Distrustful of Health Agencies, These Voters Cheer Trump’s Picks to Run Them
The New York Times
Some voters galvanized by Robert F. Kennedy Jr.’s pledge to “Make America Healthy Again” said they believed the health establishment was dismissive and even corrupt.
As a nature-loving physical therapist in Boulder, Colo., Colin O’Banion shops at farmers markets, grows organic squash in his backyard and thought he could never vote for Donald J. Trump.
But during the pandemic, he said, he and his wife became social outcasts when they refused Covid-19 vaccines for themselves and their three sons. Tuning in to alternative health podcasts, he became convinced that the country’s public health establishment was corrupt, and that the only antidote was the upheaval being promised by Robert F. Kennedy Jr. as he teamed up with Mr. Trump.
“That’s what brought me on board,” Mr. O’Banion, 49, said, still sounding surprised that he had voted for Mr. Trump, now the president-elect. “We have a real epidemic going on with metabolic disease, diabetes, obesity. How is it possible we have so much money and the most unhealthy people?”

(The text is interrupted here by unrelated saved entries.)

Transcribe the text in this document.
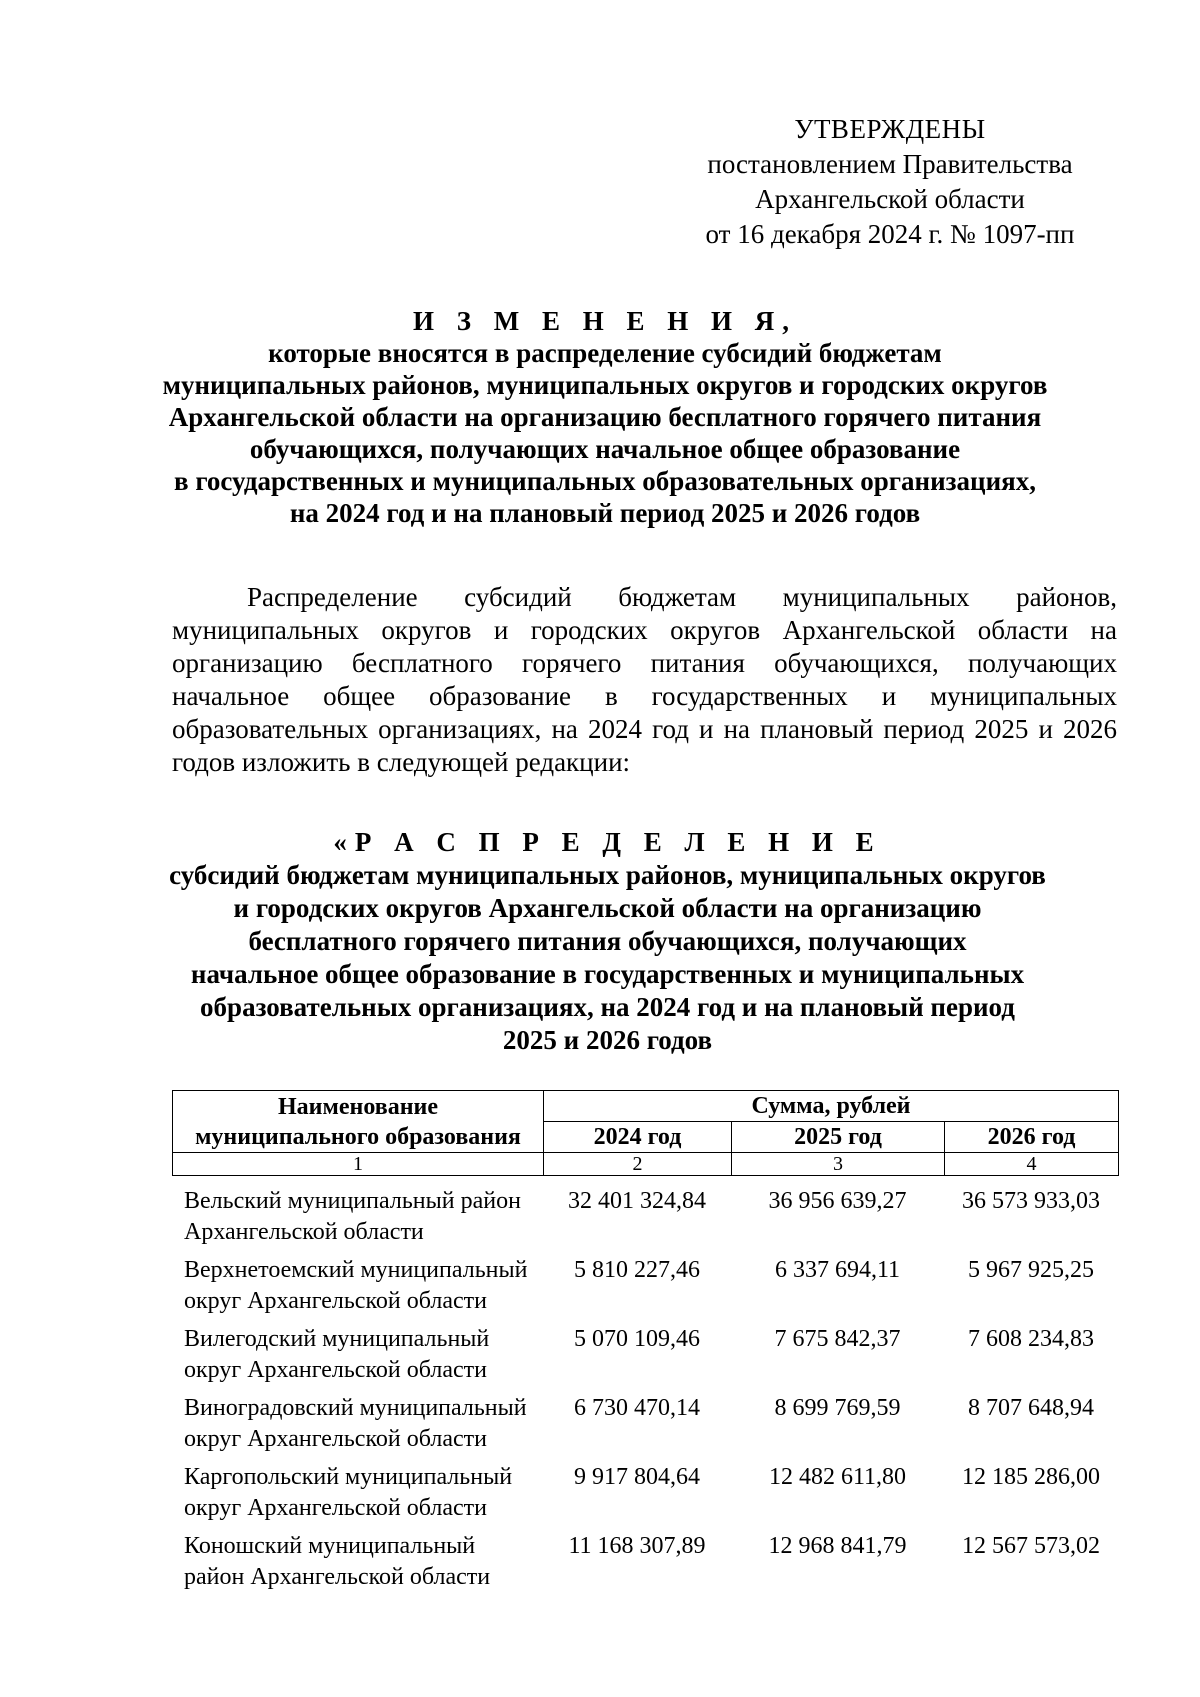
УТВЕРЖДЕНЫ
постановлением Правительства
Архангельской области
от 16 декабря 2024 г. № 1097-пп
И З М Е Н Е Н И Я,
которые вносятся в распределение субсидий бюджетам
муниципальных районов, муниципальных округов и городских округов
Архангельской области на организацию бесплатного горячего питания
обучающихся, получающих начальное общее образование
в государственных и муниципальных образовательных организациях,
на 2024 год и на плановый период 2025 и 2026 годов
Распределение субсидий бюджетам муниципальных районов, муниципальных округов и городских округов Архангельской области на организацию бесплатного горячего питания обучающихся, получающих начальное общее образование в государственных и муниципальных образовательных организациях, на 2024 год и на плановый период 2025 и 2026 годов изложить в следующей редакции:
«Р А С П Р Е Д Е Л Е Н И Е
субсидий бюджетам муниципальных районов, муниципальных округов
и городских округов Архангельской области на организацию
бесплатного горячего питания обучающихся, получающих
начальное общее образование в государственных и муниципальных
образовательных организациях, на 2024 год и на плановый период
2025 и 2026 годов
Наименование
муниципального образования	Сумма, рублей		
	2024 год	2025 год	2026 год
1	2	3	4
Вельский муниципальный район
Архангельской области	32 401 324,84	36 956 639,27	36 573 933,03

Верхнетоемский муниципальный
округ Архангельской области	5 810 227,46	6 337 694,11	5 967 925,25

Вилегодский муниципальный
округ Архангельской области	5 070 109,46	7 675 842,37	7 608 234,83

Виноградовский муниципальный
округ Архангельской области	6 730 470,14	8 699 769,59	8 707 648,94

Каргопольский муниципальный
округ Архангельской области	9 917 804,64	12 482 611,80	12 185 286,00

Коношский муниципальный
район Архангельской области	11 168 307,89	12 968 841,79	12 567 573,02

Scientists and public health experts have expressed alarm that Mr. Trump wants to give over the country’s health agencies to people like Mr. Kennedy and Dr. Mehmet Oz, who have spread misinformation about vaccines and Covid treatments and vowed to gut the government agencies that regulate food and medicines.
But to people like Mr. O’Banion, rejecting norms is exactly the point.
Trust in scientists and medical experts has eroded since the pandemic, and voters galvanized by Mr. Kennedy’s pledge to “Make America Healthy Again” as head of the Department of Health and Human Services said that he had given voice to their frustrations with the whole system — from vaccines and Covid rules to hospitals and health insurance.